Quando veres minha imagem em fotografias de criança, penses que aquela criatura magra, banguela e feliz, te admira como um Homem, assim, com H maiúsculo. E se eu demorei muito para permitir ser beijada e beijar-lhe, o porque o desejo que se acumula aqui dentro, me fazem contar os segundos para ter a oportunidade de lhe fazer um homem feliz. Não lhe digo o mais feliz deste mundo, a felicidade pode não existir, mas ela é feita de momentos, e que nos maus momentos, o seu antônimo seja bom o bastante para relevar os dias e momentos cinzentos. Nada como um dia após o outro, e a nossa capacidade de ver e compreender as adversidades que tanto nos perseguem e nos tiram, por vezes, a fé.


E eu encerro aqui. Todas as minhas palavras até então, são por Amor…Um Amor pelas causas perdidas, um Amor pelo fim de sentimentos rasos. Uma ode, talvez, à loucura dos seres que acreditam que nem tudo está perdido. Que nossos dragões sejam apenas belos e imponentes moinhos de vento. Jaz aqui, neste fim de parágrafo, uma fidalga, uma mulher que está navegando no mar, olhando as gaivotas voarem contra a luz do sol, sentindo sede, e talvez, uma falta de sorte…


“(…)Gostaria de poder ver o brilho das luzes. Estou sempre desejando coisas. Mas essa é a que mais desejaria agora.”



E isto é o que eu quero ter a sorte em dizer-lhe:


Boa noite homem nobre. Feche teus olhos e não se assombre com os dragões, nem com tubarões. Dragões são apenas moinhos de vento, tubarões são apenas um mal necessário devorando nossa luta em alto mar. Deite-se na cama, e sonhe com leões que caminham na areia branca. Erga os olhos ao céu, e não baixe os olhos quando a tempestade chegar. Não baixe os olhos para o chão, como a flor do sol perante a chuva, siga em frente, seja um fidalgo, seja um sonhador, seja um apanhador no campo de um centeio, por amor às causas tão perdidas.

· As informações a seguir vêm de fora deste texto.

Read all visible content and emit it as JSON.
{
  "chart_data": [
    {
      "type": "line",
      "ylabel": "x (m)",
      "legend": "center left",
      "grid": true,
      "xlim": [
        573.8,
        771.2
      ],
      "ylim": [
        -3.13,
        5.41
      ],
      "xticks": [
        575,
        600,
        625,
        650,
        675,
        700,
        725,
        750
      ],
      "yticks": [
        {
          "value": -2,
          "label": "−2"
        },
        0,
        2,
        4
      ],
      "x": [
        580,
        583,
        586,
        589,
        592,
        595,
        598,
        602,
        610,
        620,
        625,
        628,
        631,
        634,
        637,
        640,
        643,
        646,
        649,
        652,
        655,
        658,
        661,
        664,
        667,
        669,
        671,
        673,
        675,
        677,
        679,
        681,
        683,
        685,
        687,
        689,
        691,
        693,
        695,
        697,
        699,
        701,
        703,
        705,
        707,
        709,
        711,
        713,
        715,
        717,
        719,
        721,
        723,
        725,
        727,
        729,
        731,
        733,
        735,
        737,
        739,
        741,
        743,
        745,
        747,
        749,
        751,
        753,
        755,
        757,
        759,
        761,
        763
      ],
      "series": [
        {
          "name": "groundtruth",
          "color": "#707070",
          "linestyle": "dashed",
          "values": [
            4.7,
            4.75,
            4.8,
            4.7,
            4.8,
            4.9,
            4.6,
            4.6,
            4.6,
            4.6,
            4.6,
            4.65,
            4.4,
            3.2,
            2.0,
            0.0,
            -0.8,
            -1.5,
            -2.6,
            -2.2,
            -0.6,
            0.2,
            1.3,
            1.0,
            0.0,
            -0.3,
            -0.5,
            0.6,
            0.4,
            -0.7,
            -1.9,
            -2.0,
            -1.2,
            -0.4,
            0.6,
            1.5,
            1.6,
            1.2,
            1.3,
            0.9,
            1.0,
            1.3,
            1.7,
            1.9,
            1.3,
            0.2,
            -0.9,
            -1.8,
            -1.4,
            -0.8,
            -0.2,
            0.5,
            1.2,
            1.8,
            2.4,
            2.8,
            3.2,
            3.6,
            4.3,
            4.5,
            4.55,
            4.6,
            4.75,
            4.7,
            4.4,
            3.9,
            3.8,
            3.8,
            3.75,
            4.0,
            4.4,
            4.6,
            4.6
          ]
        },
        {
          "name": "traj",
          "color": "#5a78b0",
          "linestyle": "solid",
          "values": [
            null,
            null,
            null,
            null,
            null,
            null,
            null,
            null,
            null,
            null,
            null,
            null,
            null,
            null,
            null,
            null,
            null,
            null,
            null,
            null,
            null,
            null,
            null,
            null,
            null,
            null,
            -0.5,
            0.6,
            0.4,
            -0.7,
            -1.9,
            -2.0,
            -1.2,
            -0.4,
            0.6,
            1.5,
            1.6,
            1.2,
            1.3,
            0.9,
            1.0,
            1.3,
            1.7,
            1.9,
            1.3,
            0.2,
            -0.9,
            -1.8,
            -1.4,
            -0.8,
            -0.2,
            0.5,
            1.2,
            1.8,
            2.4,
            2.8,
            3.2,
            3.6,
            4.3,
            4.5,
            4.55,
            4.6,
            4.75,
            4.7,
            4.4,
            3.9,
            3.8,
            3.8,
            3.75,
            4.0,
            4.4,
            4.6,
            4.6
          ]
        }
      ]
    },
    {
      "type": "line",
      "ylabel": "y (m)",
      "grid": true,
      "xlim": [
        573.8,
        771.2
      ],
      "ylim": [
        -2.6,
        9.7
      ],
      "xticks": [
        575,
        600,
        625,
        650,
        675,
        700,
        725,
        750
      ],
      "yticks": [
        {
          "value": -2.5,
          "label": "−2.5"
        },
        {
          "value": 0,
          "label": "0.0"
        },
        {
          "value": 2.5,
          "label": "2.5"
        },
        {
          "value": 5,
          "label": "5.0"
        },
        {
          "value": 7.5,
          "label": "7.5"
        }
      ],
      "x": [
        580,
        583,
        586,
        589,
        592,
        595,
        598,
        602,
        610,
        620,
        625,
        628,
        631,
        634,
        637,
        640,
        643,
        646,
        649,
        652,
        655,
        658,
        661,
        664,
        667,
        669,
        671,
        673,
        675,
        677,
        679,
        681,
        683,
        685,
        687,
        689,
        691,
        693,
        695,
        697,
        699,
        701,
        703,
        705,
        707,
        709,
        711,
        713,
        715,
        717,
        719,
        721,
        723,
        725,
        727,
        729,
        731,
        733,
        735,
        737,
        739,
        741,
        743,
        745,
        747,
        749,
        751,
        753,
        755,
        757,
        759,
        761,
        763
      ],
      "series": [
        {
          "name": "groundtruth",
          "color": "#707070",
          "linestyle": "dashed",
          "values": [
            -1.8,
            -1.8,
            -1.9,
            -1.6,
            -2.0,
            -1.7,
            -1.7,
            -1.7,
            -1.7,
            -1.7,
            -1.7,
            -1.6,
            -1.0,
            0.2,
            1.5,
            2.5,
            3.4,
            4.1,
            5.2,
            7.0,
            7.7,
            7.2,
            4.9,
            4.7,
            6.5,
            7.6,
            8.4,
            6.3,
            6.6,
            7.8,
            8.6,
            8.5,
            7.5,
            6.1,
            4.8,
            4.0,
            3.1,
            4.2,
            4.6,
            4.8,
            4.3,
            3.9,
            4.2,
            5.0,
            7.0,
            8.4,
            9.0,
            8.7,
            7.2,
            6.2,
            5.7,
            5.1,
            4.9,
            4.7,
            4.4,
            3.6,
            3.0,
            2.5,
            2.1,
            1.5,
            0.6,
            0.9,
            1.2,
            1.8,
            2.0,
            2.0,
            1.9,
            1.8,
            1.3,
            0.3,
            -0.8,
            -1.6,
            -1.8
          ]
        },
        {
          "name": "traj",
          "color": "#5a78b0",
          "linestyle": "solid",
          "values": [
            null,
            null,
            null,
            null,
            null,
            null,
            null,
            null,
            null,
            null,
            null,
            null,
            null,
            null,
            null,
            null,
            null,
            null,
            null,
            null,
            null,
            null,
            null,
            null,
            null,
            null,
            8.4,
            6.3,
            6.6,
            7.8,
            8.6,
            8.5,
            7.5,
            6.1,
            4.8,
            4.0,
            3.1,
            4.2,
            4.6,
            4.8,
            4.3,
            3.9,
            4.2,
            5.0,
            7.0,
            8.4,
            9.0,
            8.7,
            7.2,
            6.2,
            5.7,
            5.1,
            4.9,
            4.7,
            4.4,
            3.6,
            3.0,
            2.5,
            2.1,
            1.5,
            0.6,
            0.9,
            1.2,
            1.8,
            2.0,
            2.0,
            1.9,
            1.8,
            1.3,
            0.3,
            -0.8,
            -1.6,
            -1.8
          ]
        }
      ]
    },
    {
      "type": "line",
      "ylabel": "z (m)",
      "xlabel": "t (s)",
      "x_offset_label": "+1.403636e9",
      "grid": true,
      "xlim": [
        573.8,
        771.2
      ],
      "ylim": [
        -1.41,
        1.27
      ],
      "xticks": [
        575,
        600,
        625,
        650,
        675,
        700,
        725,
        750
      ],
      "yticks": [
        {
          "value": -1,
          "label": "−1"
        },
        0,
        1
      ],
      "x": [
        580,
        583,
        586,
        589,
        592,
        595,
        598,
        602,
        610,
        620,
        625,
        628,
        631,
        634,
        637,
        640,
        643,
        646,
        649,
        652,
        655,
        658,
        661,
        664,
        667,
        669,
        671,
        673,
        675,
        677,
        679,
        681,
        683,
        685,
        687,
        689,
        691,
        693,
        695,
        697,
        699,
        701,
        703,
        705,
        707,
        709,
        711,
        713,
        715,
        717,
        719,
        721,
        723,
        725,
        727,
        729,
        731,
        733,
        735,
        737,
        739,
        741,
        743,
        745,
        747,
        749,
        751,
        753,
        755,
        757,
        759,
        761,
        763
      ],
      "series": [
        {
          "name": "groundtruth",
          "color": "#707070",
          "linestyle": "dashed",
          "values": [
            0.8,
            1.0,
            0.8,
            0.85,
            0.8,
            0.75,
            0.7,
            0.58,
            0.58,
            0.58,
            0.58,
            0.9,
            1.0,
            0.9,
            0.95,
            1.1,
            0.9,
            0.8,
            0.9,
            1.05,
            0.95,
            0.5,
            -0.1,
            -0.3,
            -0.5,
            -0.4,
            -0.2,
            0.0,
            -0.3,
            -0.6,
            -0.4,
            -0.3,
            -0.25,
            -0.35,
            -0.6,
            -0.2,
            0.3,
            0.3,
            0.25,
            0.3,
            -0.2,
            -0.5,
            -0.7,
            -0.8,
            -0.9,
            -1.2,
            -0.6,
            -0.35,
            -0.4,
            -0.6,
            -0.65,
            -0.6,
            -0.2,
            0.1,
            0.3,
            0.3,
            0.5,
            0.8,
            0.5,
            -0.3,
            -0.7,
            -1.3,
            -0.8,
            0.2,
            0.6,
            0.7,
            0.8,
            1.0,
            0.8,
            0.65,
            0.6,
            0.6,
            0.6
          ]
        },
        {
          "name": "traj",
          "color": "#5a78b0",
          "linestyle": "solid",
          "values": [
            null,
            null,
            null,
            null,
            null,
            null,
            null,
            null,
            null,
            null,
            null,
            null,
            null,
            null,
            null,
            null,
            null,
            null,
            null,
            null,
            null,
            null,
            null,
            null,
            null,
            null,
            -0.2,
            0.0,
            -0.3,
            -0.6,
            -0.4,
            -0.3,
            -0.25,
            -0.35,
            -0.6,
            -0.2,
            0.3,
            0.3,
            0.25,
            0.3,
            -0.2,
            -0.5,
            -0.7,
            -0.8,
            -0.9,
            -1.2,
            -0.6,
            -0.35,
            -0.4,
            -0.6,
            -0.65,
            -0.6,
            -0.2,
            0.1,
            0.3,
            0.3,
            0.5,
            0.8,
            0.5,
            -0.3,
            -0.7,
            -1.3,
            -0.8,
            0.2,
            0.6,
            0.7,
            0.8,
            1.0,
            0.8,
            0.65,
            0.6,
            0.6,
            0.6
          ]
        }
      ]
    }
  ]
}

A imoralidade mora no céu…E no coração dos homens.

Este texto é a coisa mais imoral que eu já escrevi. Eu sou humana, fraca, eu tento resistir à tentação, mas ela é mais forte do eu. Eu não sou um eco de ninguém, apenas permito-me escrever um fluxo de pensamentos, um fluxo de coisas que fazem parte da minha tão simples vida. Sim , eu escrevo sobre a vida, eu adoro metáforas, eu acho a sutileza algo extremamente elegante. Eu demorei muito para escrever essa metáfora sobre o Sol e a Lua, entre outras coisas da Terra, eu terminei de escrevê-lo eram três horas da manhã. Fiquei por minutos, pensando se valia a pena publicá-lo ou não. Publiquei primeiramente no meu outro blog, que um grupo de escritores e ilustradores. E por que, você se pergunta, que eu fiquei por tempos pensando se publicava ou não? Porque este texto pode ser considerado muito, mas muito, absurdamente imoral. Mas este texto tem alma própria, é bonito, sensível, e se eu pensei em alguém pra escrever isso, não é porque não tenho idéias próprias, mas a partir do momento que algo entra em nossas vidas a ponto de refletirmos sobre nossas atitudes, razões, emoções, que nos traz um sorriso mais largo, enfim, não creio que seja imoral. Pode ser um tentação irresistível, claro, pode mesmo, e o que nos resta, como seres humanos, é quando não podemos vencer nossas convicções, nos entregamos ao pecado. E teria outro jeito? Renunciar, talvez, eu sou teimosa, odeio renúncias, sou uma eterna errante, eu não nego e não renúncio, eu luto até o fim. Não sou de renunciar sentimentos, já machuquei-me muito por ser assim, mas creio que tudo nesta vida vale a pena, tudo nós levamos como uma lição, e não devemos deixar de correr riscos. Sigo por aí, traindo minhas convicções, pecando, mas não deixo de ser única, ter virtudes reais, sentimentos intensos, ideias e pensamentos que voam como uma folha na fúria de um vento. Se deixo-me inspirar, é porque permito-me olhar o que há de Belo nesta vida, e eu não falo só de lindos olhos azuis e um sorriso. Existem muitas coisas além disso,  muitas coisas além do que os nossos olhos enxergam. Somente a Beleza não me basta, é preciso que toque meu coração e que me tire completamente da toca. São bem poucos, não passa nem de uma mão, se eu contar nos dedos, as pessoas que me fizeram crer que nem tudo está perdido. Sou uma eterna errante, tal como Dom Quixote, estou sempre em busca de causas perdidas.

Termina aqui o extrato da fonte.